Goodingia capillastericola

Scientific classification
- Kingdom: Animalia
- Phylum: Mollusca
- Class: Gastropoda
- Subclass: Caenogastropoda
- Order: Littorinimorpha
- Family: Eulimidae
- Genus: Goodingia
- Species: G. capillastericola
- Binomial name: Goodingia capillastericola Minichev, 1970
- Synonyms: Mucronalia capillastericola Minichev, 1970 ; Mucronella capillastericola [sic];

= Goodingia capillastericola =

- Authority: Minichev, 1970
- Synonyms: Mucronalia capillastericola Minichev, 1970 , Mucronella capillastericola [sic]
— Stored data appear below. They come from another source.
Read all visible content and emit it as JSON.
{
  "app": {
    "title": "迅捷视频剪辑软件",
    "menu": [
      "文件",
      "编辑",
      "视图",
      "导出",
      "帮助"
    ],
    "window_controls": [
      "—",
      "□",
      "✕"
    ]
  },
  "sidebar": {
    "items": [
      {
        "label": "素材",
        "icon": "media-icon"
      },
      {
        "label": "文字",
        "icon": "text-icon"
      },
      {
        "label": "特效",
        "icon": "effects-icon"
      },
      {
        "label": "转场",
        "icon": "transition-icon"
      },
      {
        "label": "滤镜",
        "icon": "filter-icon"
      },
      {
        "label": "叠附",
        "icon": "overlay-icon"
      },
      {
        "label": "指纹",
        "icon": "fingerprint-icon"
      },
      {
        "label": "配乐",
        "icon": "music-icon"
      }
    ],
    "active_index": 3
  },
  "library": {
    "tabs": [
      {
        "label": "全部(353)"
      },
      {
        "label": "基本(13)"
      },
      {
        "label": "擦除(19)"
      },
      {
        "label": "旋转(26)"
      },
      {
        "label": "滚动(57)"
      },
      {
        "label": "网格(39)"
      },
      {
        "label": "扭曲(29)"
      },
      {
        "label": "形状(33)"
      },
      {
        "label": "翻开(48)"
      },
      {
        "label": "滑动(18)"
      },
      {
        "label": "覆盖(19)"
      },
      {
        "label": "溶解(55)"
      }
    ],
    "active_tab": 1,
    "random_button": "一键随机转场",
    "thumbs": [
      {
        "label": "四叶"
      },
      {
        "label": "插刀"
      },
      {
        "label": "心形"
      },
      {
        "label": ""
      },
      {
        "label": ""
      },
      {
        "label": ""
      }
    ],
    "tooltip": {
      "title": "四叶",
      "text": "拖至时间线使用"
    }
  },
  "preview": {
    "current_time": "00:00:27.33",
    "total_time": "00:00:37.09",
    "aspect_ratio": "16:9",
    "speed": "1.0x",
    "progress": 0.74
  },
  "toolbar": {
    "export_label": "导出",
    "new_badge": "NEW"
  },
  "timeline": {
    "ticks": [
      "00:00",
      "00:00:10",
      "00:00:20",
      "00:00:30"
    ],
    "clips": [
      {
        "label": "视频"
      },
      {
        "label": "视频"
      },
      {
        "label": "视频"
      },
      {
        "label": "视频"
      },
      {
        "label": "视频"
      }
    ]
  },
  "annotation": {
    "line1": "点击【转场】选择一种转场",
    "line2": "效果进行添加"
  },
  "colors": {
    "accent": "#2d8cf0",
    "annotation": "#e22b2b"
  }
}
Crinoid-parasitic species of gastropod

Goodingia capillastericola is a species of sea snail, a marine gastropod mollusk in the family Eulimidae. This species, along with Goodingia varicosa belongs in the genus Goodingia and are crinoid-parasitic.

== Description ==
G. capillastericola has an oblong, transparent, conical shell ending in a body whorl. It has a small operculum with a large proboscis. They have hermaphroditic reproductive systems. Due to their transparent shells, their soft flesh is visually exposed, demonstrating their characteristic white-and-brown striped patterning.

As veliger, they possess a well-developed head and a foot, and small velar lobes (fleshy modules extending from the velum).

G. capillastericola differs from its congener, Goodingia varicosa, by having a rounder shell and a different position of its seminal vesicle in its hermaphroditic reproductive system, hence their inability to cross-reproduce.

== Habitat ==
Goodingia capillastericola has been found in the Northern Red Sea (Gulf of Aqaba), Japan (Amami-Oshima Island), and Papa New Guinea (Sek Island, Madang Province). Specimens have been found attached to arms of the feather star Capillaster multiradiatus in coral reefs 2-2.5m deep. Specimens found in Japan and Papa New Guinea were found to be morphologically identical, but genetically distinct.